Spirituality as an inherent image in humanity is experienced by all people with both the emotional and intellectual elements (32). A number of studies has reported that a high level of spirituality was associated with lower levels of risk behaviors by youth. In the studies by Weaver et al. (2000) and Josephson and Mabe (2004), spiritual and religious involvement of the adolescents and their families are associated with delaying sexual behavior (33, 34). Involvement and attendance in religious communities can provide opportunities for young people to be exposed to social and spiritual teachings and value for avoiding of risky behaviors in adolescents (35).

In this study, character was another category of individual factors affecting premarital sexual intercourse. In their study, Ma et al. (2008) showed that character strengths may be associated with lower levels of sexual behaviors among African-American adolescents (36). Mico et al. (2013) found that inhibitory aspects of the personality have deeper effects on sexual motivation than excitatory aspects of the personality (37). High self-esteem was reported as a predictor of out-of-school girls’ sex avoidance (38). On the other hand, low self-esteem and high sexual maturity in adolescents were associated with early sex in adolescents (39). Also, the increase in premarital sex among male students can be attributed to the fact that they were more independent from their families and had greater access to young women for sex (6). In general, the use of multiple theories makes combining important variables possible and allows us to provide a holistic and comprehensive explanation (40).

In this study, there are certain limitations including first, we were unable to determine the number of people who had sex before marriage. Second, the fact that socially sensitive behavior is likely to be under-reported especially when face to face interviews are used instead of self-administered questionnaires (29). Third, sampling strategy can be biased because people who speak more comfortably about sexual issues are more likely to be included in the study.

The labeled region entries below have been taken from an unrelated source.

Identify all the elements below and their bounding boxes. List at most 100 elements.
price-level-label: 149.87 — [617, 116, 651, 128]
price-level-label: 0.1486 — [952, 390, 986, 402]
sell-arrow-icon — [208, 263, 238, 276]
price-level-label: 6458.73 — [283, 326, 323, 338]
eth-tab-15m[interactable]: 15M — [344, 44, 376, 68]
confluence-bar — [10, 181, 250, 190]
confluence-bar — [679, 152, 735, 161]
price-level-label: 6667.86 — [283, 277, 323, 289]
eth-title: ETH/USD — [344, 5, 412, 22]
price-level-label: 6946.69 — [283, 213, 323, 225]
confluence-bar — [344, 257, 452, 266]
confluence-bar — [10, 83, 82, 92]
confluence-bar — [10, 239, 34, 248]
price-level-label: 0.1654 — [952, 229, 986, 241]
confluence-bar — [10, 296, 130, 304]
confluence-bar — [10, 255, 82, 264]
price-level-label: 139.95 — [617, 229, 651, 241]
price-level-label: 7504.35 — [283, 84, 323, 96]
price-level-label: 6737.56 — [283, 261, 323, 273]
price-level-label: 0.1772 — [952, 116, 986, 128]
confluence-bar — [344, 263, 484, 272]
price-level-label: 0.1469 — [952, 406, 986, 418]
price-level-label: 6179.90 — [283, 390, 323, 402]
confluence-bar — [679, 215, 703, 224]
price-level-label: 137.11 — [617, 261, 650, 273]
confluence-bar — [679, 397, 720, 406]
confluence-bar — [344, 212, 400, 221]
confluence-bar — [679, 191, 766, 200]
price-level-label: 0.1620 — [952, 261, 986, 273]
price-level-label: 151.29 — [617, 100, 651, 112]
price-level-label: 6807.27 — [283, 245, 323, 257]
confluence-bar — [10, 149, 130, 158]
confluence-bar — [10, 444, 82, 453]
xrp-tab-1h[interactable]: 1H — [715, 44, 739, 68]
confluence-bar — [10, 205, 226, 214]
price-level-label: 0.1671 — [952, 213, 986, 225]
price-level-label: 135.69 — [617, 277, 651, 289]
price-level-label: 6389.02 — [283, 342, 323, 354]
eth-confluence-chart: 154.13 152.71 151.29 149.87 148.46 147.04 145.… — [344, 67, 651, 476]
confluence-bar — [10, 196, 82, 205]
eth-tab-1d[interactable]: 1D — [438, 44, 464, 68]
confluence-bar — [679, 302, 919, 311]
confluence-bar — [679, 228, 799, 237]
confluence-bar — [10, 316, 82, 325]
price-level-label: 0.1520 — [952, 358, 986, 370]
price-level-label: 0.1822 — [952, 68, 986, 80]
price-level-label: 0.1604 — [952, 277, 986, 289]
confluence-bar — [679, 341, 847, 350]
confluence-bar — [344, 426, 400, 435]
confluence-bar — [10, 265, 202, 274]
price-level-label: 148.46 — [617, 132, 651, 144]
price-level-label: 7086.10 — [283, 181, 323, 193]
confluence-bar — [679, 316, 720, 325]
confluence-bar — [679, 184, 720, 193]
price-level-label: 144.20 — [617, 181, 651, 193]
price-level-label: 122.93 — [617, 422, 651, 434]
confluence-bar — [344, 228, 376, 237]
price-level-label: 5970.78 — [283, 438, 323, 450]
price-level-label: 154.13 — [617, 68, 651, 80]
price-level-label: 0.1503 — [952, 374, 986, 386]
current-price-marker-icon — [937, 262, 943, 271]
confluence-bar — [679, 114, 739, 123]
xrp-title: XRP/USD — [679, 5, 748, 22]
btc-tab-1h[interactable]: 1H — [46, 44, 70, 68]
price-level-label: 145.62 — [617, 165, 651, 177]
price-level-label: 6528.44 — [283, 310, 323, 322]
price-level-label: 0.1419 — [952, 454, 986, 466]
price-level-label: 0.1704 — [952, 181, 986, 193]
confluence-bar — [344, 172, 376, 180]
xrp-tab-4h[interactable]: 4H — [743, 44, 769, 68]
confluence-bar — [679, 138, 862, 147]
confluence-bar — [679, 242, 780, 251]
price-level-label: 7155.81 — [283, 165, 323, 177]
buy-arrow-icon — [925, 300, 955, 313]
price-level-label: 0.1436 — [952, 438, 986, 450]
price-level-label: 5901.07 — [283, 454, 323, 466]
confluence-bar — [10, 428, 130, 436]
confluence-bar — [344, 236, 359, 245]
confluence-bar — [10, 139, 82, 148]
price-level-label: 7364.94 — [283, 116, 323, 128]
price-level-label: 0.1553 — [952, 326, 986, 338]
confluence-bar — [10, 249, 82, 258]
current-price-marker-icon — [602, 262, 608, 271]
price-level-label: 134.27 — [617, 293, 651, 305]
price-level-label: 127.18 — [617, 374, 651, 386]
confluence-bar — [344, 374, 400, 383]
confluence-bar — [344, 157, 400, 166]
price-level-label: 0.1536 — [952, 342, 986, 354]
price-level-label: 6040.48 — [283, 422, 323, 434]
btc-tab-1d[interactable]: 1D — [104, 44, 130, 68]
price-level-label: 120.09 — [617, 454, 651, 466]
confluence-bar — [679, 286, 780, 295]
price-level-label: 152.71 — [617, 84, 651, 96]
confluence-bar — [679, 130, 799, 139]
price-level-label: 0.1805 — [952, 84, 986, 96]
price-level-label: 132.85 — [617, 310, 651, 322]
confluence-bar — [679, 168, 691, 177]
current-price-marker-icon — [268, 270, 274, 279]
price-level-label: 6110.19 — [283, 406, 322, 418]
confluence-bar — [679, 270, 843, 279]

The strong points of the current study include maintaining strict privacy and observing rights of the participants. The study also successfully includes unmarried students in an in-depth qualitative study and obtains sensitive information associated with sexual issues. Finally, the results of this study have both theoretical and empirical implications for future research.

The current study identified premarital sexual intercourse-related individual factors among students. Also, areas where health professionals should assess and target for intervention were determined (health beliefs, religious-spiritual beliefs). This study also shows some characteristics and beliefs associated with sexual behavior which are related to behavior change models and theories. Therefore, the importance of using behavior change theories and models for designing interventions aimed at reducing sexual activity and controlling and preventing premarital sex is stressed. Nonetheless, due to the nature of qualitative research, further research is required to explore the relationship between the identified variables, identify causal determinants and evaluate generalizability of the findings. Finally, this study is a form of shared experience that can help similar studies. Similar research is recommended to identify the determinants of having or not having sex in adolescents and young adults outside the campus.